Wątek: Wieża gromów
Wyświetl Pojedyńczy Post
Stary 12-12-2006, 12:32   #28
Tom Atos
 
Tom Atos's Avatar
 
Reputacja: 1 Tom Atos ma wspaniałą reputacjęTom Atos ma wspaniałą reputacjęTom Atos ma wspaniałą reputacjęTom Atos ma wspaniałą reputacjęTom Atos ma wspaniałą reputacjęTom Atos ma wspaniałą reputacjęTom Atos ma wspaniałą reputacjęTom Atos ma wspaniałą reputacjęTom Atos ma wspaniałą reputacjęTom Atos ma wspaniałą reputacjęTom Atos ma wspaniałą reputację
Kurt :

Olbrzym pociągnął spory łyk piwa, by uczcić podjętą decyzję o wyprawie, gdy usłyszał pełne zniecierpliwienia słowa elfa.

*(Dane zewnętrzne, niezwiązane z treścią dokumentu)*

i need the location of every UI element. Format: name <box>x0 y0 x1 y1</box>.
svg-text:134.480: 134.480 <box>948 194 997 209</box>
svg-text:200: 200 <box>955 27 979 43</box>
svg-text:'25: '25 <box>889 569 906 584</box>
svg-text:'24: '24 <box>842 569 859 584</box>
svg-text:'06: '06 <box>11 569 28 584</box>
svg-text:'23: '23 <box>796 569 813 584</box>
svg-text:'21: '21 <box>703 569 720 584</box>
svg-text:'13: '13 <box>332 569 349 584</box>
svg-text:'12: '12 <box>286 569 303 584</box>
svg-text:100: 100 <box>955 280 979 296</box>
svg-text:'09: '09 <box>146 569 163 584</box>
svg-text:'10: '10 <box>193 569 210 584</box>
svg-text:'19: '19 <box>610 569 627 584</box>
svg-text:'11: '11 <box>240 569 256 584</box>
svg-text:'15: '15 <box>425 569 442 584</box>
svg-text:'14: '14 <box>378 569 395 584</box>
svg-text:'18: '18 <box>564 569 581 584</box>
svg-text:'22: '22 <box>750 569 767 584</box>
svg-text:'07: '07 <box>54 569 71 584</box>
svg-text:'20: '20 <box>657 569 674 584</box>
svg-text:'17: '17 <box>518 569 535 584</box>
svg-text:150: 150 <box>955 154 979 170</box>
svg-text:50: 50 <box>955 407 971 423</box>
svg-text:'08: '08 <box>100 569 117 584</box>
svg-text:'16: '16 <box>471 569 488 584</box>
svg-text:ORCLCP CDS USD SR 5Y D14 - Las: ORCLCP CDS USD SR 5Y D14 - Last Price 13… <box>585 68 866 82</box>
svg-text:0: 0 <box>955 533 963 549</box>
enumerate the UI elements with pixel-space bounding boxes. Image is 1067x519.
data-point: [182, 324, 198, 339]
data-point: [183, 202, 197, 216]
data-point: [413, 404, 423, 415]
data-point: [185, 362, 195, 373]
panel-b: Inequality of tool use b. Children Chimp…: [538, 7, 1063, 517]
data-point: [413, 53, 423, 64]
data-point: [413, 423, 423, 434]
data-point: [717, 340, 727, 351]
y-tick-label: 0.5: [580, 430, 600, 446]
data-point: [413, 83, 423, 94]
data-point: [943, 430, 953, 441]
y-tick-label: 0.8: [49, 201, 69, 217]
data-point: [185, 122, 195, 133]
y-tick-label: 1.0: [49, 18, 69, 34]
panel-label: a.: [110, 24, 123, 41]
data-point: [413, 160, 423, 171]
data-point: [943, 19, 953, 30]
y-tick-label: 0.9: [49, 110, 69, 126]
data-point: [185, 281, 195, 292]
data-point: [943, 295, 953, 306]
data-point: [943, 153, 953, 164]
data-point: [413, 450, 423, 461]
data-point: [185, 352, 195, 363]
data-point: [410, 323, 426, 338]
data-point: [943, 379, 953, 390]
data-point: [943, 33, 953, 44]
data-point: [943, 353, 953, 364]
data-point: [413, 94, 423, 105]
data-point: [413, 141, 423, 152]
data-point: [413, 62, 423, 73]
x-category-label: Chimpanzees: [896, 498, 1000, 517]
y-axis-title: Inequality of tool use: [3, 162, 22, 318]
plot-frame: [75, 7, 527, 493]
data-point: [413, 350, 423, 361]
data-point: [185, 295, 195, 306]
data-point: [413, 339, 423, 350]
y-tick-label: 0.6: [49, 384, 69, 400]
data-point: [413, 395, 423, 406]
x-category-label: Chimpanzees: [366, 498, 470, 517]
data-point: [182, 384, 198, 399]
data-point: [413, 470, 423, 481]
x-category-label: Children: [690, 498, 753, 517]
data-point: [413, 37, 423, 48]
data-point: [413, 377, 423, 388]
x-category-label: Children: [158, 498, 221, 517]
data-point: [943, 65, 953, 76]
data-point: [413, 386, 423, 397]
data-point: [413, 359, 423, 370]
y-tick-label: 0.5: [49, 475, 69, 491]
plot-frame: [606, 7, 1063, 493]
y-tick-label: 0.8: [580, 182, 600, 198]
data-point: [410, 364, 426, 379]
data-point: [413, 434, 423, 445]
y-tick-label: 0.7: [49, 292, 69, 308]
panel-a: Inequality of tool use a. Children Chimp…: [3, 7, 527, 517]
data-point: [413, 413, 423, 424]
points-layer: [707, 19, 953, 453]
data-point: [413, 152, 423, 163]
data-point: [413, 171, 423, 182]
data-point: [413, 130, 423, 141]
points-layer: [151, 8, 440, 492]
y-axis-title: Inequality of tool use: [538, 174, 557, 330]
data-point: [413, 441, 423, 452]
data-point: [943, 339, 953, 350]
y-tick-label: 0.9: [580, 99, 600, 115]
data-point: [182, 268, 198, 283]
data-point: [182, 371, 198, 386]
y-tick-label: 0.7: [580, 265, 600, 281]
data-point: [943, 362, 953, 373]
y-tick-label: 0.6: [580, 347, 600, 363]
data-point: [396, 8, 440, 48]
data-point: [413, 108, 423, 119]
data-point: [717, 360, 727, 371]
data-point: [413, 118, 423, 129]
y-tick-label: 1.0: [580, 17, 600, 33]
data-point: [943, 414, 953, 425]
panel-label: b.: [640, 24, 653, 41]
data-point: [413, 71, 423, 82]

Ton jego głosu coś mu przypomniał. Tak, ten głos gdzieś już słyszał, tylko gdzie ?
Kurt zamarł. Przypomniał sobie w jednej chwili i fala gniewu raptownie przesłoniła mu świat czerwoną kurtyną.
To było dwa tygodnie temu. Poszedł do sąsiedniej wioski do Halszki, urodziwej córki młynarza ze Sromowców Dolnych. Zmierzchało i pośród zapadającego zmroku usłyszał ten głos, jakby coś śpiewający w tajemniczym języku, a w następnej chwili ziemia się pod nim rozstąpiła i zapadł się w grząski piasek, aż po szyję. Całą noc stracił, by się wydostać z pułapki. Mrówki i komary pogryzły go tak, że przez tydzień chodził z opuchniętą gębą. A teraz na wyciągnięcie ręki siedział jego dręczyciel.
Szybko jak na jego masę podniósł się z ławy i bez ceregieli chwycił swoją potężną łapą elfa za gardło podnosząc go tak, że ten tylko zamajtał w powietrzu nogami.
- Ty draniu ! – ryknął rozwścieczony – Tyś mnie chciał żywcem pogrzebać. Uduszę Cię Szpicu jak kanarka !
Kurt najwyraźniej nie rzucał słów na wiatr, bo elf poczuł jak palce olbrzyma zaciskają się coraz mocniej na jego szyi.